Romagna Cancer Registry, Romagna Cancer Institute, Meldola, Forli, Italy.

Abstract
BACKGROUND: After the introduction of a mammography screening program, the incidence of late-stage breast cancer is expected to decrease. The objective of the current study was to evaluate variations in the total incidence of breast cancer and in the incidence of breast cancers with a pathologic tumor (pT) classification of pT2 through pT4 after the introduction of mammography screening in 6 Italian administrative regions. METHODS: The study area included 700 municipalities, with a total population of 692,824 women ages 55 to 74 years, that were targeted by organized mammography screening between 1991 and 2005. The year screening started at the municipal level (year 1) was identified. The years of screening were numbered from 1 to 8. The ratio of the observed 2-year, age-standardized (Europe) incidence rate to the expected rate (the incidence rate ratio [IRR]) was calculated. Expected rates were estimated assuming that the incidence of breast cancer was stable and was equivalent to that in the last 3 years before year 1. RESULTS: The study was based on a total of 14,447 incident breast cancers, including 4036 pT2 through pT4 breast cancers.
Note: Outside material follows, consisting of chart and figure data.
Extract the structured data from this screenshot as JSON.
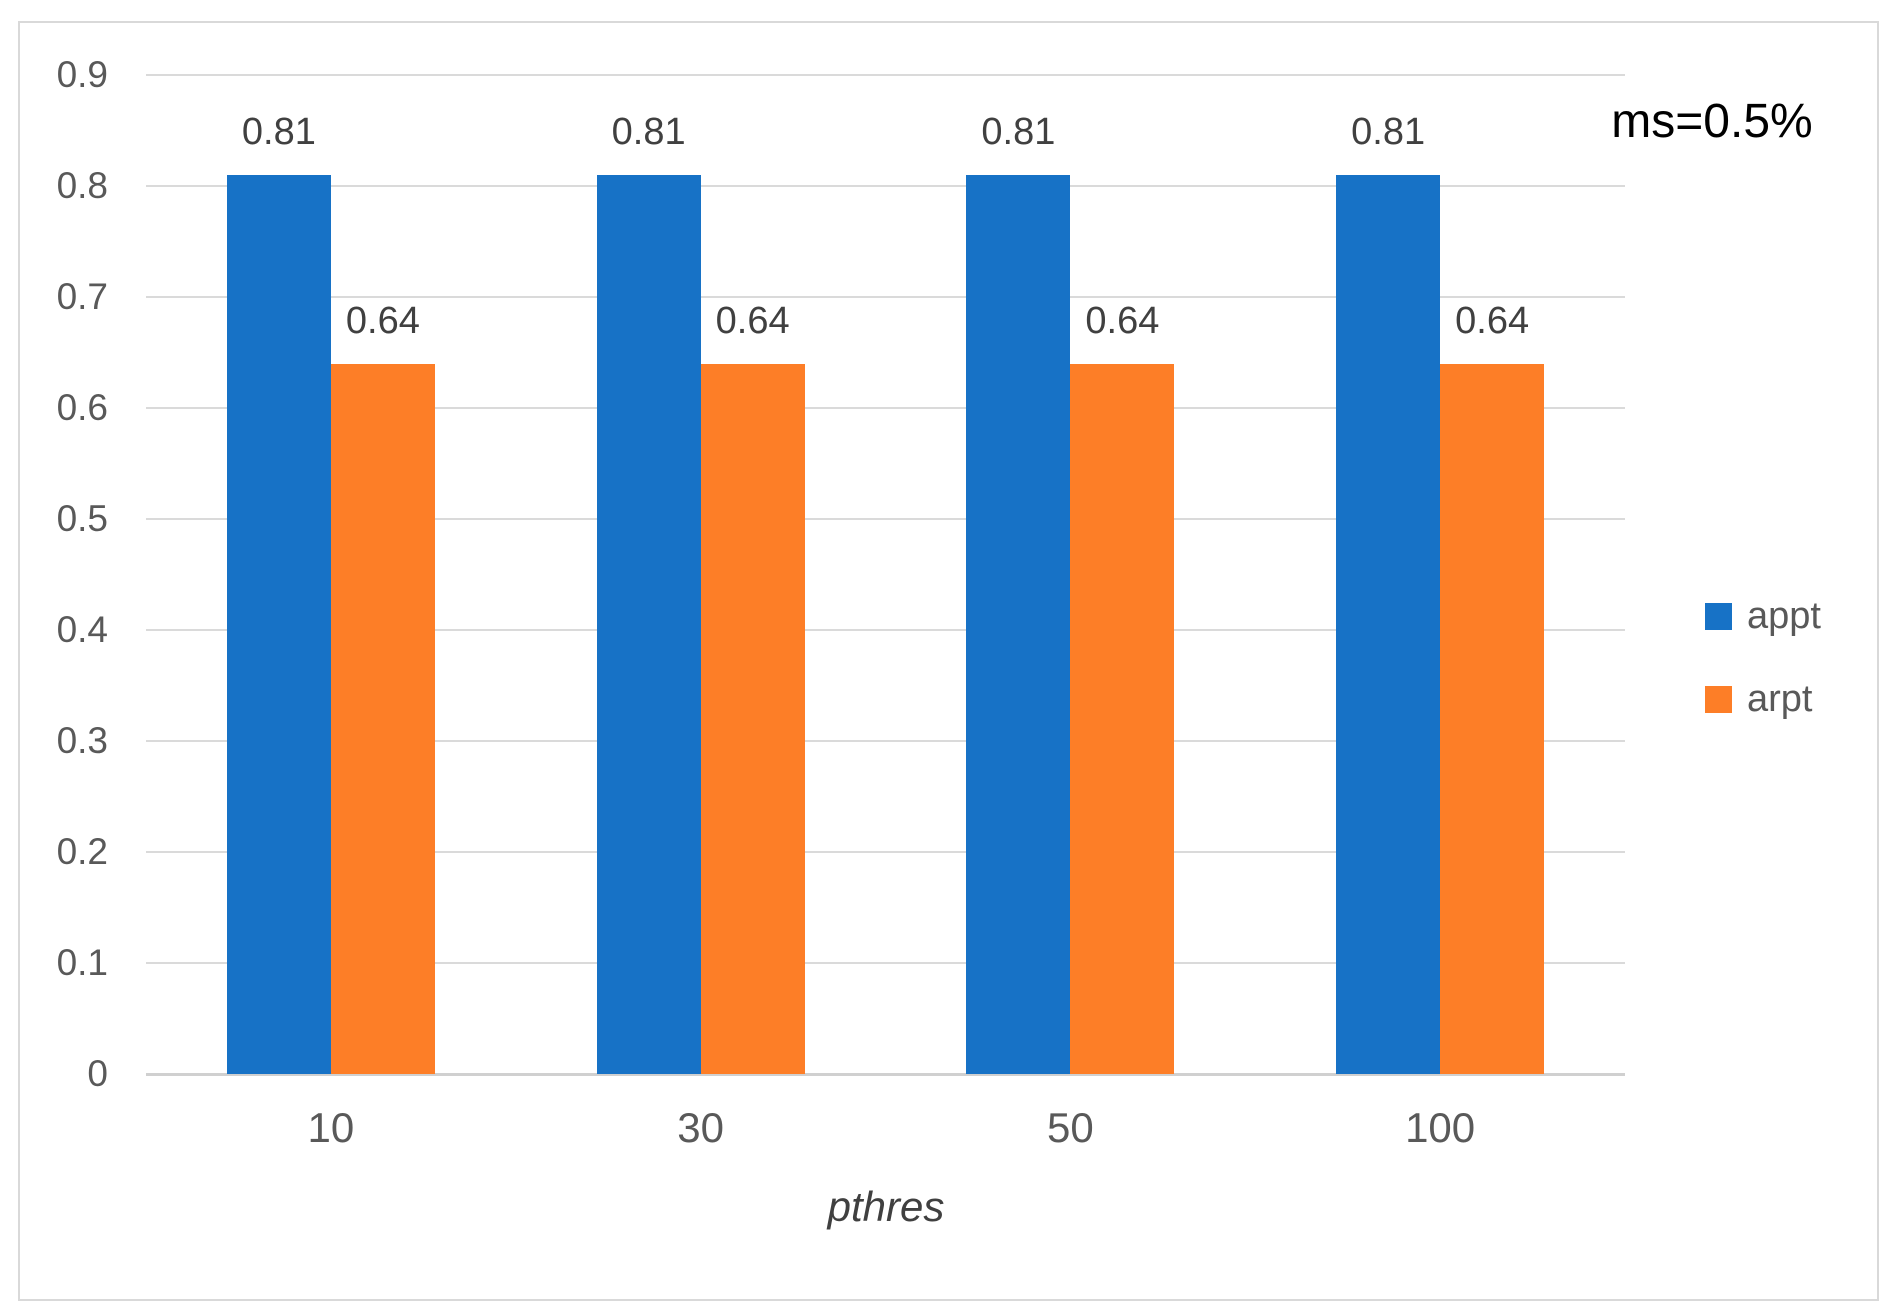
{
  "figure": {
    "background": "#ffffff",
    "border_color": "#d9d9d9"
  },
  "chart_data": {
    "type": "bar",
    "title": "",
    "xlabel": "pthres",
    "ylabel": "",
    "categories": [
      "10",
      "30",
      "50",
      "100"
    ],
    "series": [
      {
        "name": "appt",
        "color": "#1772c6",
        "values": [
          0.81,
          0.81,
          0.81,
          0.81
        ],
        "labels": [
          "0.81",
          "0.81",
          "0.81",
          "0.81"
        ]
      },
      {
        "name": "arpt",
        "color": "#fd7e27",
        "values": [
          0.64,
          0.64,
          0.64,
          0.64
        ],
        "labels": [
          "0.64",
          "0.64",
          "0.64",
          "0.64"
        ]
      }
    ],
    "ylim": [
      0,
      0.9
    ],
    "yticks": [
      0,
      0.1,
      0.2,
      0.3,
      0.4,
      0.5,
      0.6,
      0.7,
      0.8,
      0.9
    ],
    "ytick_labels": [
      "0",
      "0.1",
      "0.2",
      "0.3",
      "0.4",
      "0.5",
      "0.6",
      "0.7",
      "0.8",
      "0.9"
    ],
    "grid": true,
    "data_labels": true,
    "legend_position": "right",
    "annotation": "ms=0.5%",
    "grid_color": "#dadada",
    "axis_text_color": "#595959",
    "label_text_color": "#404040",
    "annotation_color": "#000000"
  }
}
The total IRR was 1.35 (95% confidence interval, 1.03-1.41) in years 1 and 2, 1.16 (95% confidence interval, 1.10-1.21) in years 3 and 4, 1.14 (95% confidence interval, 1.08-1.20) in years 5 and 6, and 1.14 (95% confidence interval, 1.08-1.21) in years 7 and 8. The IRR for pT2 through pT4 breast cancers was 0.97 (95% confidence interval, 0.90-1.04) in years 1 and 2, 0.81 (95% confidence interval, 0.75-0.88) in years 3 and 4, 0.79 (95% confidence interval, 0.73-0.87) in years 5 and 6, and 0.71 (95% confidence interval, 0.64-0.79) in years 7 and 8. CONCLUSIONS: A significant and stable decrease in the incidence of late-stage breast cancer was observed from the third year of screening onward, when the IRR varied between 0.81 and 0.71. Cancer 2013;119:2022-2028. © 2013 American Cancer Society.
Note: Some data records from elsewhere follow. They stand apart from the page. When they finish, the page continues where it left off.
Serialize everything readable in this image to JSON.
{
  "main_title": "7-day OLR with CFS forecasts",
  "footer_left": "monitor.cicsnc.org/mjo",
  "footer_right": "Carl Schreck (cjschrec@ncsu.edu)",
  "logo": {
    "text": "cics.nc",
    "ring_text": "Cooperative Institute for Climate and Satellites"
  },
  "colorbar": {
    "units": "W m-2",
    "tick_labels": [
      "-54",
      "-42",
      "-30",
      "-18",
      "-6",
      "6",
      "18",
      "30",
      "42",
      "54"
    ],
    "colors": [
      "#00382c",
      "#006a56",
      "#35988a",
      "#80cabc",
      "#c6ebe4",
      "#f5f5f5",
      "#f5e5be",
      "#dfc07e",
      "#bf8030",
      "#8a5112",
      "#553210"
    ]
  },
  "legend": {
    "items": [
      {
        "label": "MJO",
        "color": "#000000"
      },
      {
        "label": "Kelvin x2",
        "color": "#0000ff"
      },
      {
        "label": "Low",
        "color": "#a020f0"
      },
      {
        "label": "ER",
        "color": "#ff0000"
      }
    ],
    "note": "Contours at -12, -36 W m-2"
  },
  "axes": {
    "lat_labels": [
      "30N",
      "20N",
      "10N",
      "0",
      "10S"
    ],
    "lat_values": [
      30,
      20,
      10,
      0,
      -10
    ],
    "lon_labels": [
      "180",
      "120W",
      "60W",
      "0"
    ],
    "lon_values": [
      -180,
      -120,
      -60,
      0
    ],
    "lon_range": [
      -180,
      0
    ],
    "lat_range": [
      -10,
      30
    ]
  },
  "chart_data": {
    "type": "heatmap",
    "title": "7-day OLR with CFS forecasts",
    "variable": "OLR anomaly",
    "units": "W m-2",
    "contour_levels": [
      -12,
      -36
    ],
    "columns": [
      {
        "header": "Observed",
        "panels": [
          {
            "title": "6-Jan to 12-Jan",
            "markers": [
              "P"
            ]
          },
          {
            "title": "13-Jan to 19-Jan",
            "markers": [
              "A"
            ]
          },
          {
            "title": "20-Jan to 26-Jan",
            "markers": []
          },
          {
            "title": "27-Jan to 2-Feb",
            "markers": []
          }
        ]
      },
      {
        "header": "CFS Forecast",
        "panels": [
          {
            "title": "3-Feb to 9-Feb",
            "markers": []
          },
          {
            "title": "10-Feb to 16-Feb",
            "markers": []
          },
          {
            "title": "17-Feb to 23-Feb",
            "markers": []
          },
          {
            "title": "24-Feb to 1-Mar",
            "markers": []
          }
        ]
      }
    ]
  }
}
15. D'Urso V, Doneddu V, Marchesi I, Collodoro A, Pirina P, Giordano A, Bagella L. Sputum analysis: non-invasive early lung cancer detection. J Cell Physiol. 2013 May;228(5):945-51. doi: 10.1002/jcp.24263.
INT-CROM, Pascale Foundation National Cancer Institute, Cancer Research Center, Mercogliano, Italy.

Abstract
Lung cancer is the leading cause of cancer-related deaths over the world, characterized by a very high mortality rate. Molecular technique development tries to focus on early detection of cancers by studying molecular alterations that characterize cancer cells. Worldwide lung cancer research has focused on an ever-increasing number of molecular elements of carcinogenesis at genetic, epigenetic and protein levels. The non-invasiveness is the characteristic that all clinical trials on cancer detection should have. Abnormal chest imaging and/or non-specific symptoms are initial signals of lung cancer that appear in an advanced stage of disease. This fact represents the cause of the low 5-year survival rate: over 90% of patients dying within 5 years of diagnosis. Since smokers have higher quantity of sputum containing exfoliated cells from the bronchial tree, and the sputum represents the most easily accessible biological fluid and its collection is non-invasive, analysis of this sample represents a good area of research in early lung cancer diagnosis. Continued cigarette smoking is the cause of chronic obstructive pulmonary disease (COPD), with an estimated attributable risk factor exceeding 80% in smoking affected individuals. Lung cancer is found in 40-70% of patients with COPD, particularly in severe disease, and it is a common cause of death in these patients. A large prospective trial of almost half a million non-smokers showed as lung cancer is also common in patients with COPD who have never smoked. This review describes issues related to early lung cancer screening using non-invasive methods.